Aim: Endothelial cell injury assumes a fundamental part in the pathogenesis of atherosclerosis, and endothelial cell autophagy has protective effects on the development of atherosclerosis, although the underlying molecular regulation mechanism is indistinct. This study aimed to investigate whether microRNA-214-3p (miR-214-3p) is involved in the endothelial cell autophagy regulation of atherosclerosis.

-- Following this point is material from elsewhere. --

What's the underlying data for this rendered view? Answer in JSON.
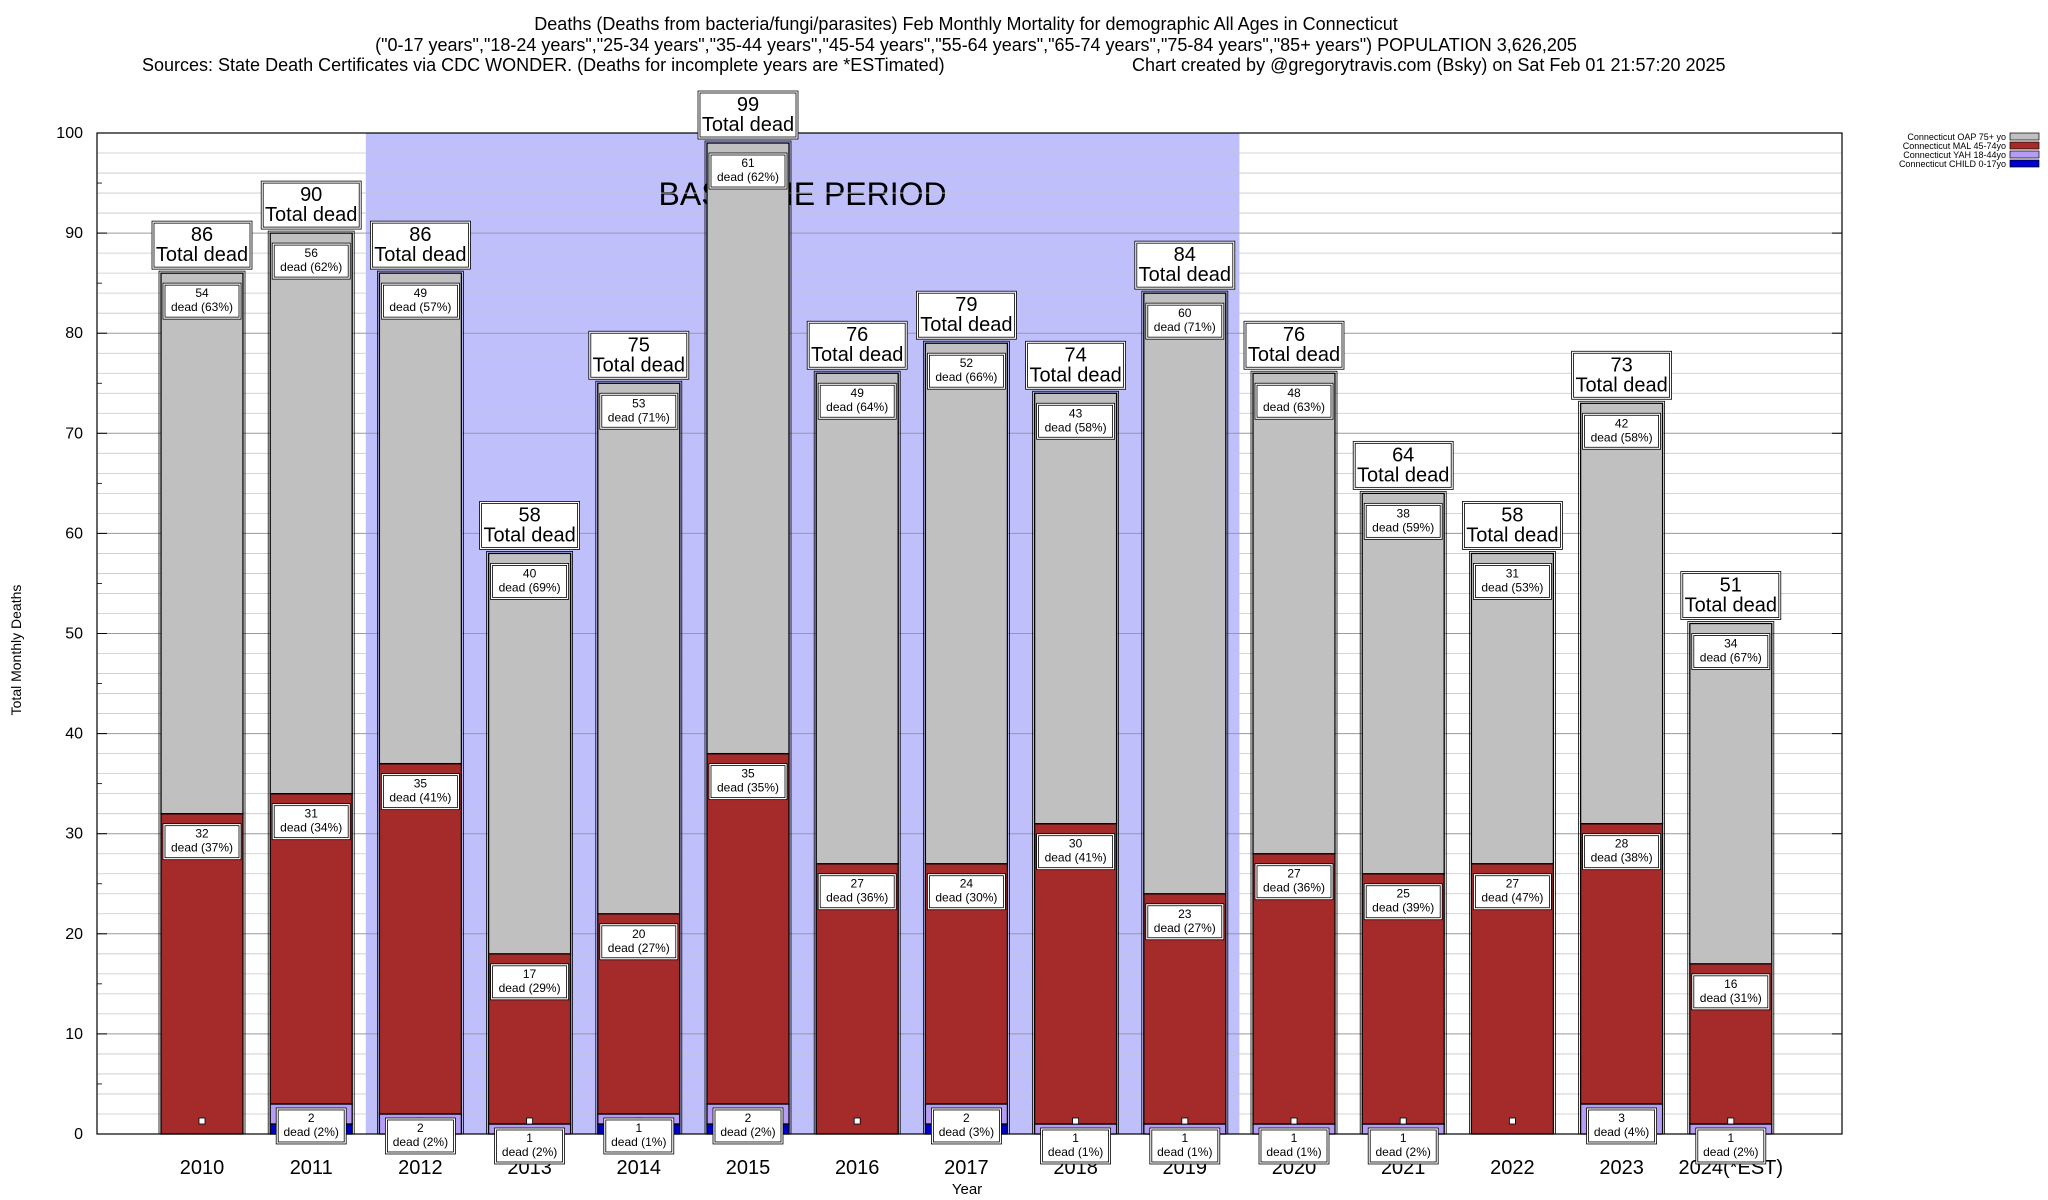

Methods: We utilized ApoE-/- mice provided with a high-fat diet (HFD) as atherosclerosis model. We analysed the level of miR-214-3p and the levels of autophagy-related protein 5 (ATG5) and autophagy-related protein 12 (ATG12) in the purified CD31+ endothelial cells from mouse aorta. Bioinformatics analysis and a dual-luciferase reporter assay were performed to confirm the binding target of miR-214-3p. In vitro study, human umbilical vein endothelial cells (HUVECs) were transfected with miR-214-3p mimics/inhibitor and stimulated with 100 μg/mL oxidized low-density lipoprotein (ox-LDL) for 12 hours to initiate a stress-repairing autophagic process.
Results: In mouse models, we identified an inverse correlation between miR-214-3p, ATG5 and ATG12. We observed that in young HUVECs, ox-LDL-initiated autophagy was repressed by miR-214-3p overexpression, as evaluated by autophagic protein analysis, microtubule-associated protein 1 light chain 3B-II (LC3B-II) immunofluorescence assay and transmission electron microscopy (TEM). Also, miR-214-3p promoted ox-LDL accumulation in HUVECs and THP-1 monocyte adhesion. Conversely, in old HUVECs, suppression of miR-214-3p preserved the ability to initiate a protective autophagy reaction to the ox-LDL stimulation.
Conclusion: miR-214-3p regulates ox-LDL-initiated autophagy in HUVECs by directly targeting the 3'UTR of ATG5 and may have a suitable role in the pathogenesis of atherosclerosis.
Keywords: atherosclerosis; autophagy; human umbilical vein endothelial cells; miR-214-3p; oxidized low-density lipoprotein.
© 2017 Scandinavian Physiological Society. Published by John Wiley & Sons Ltd.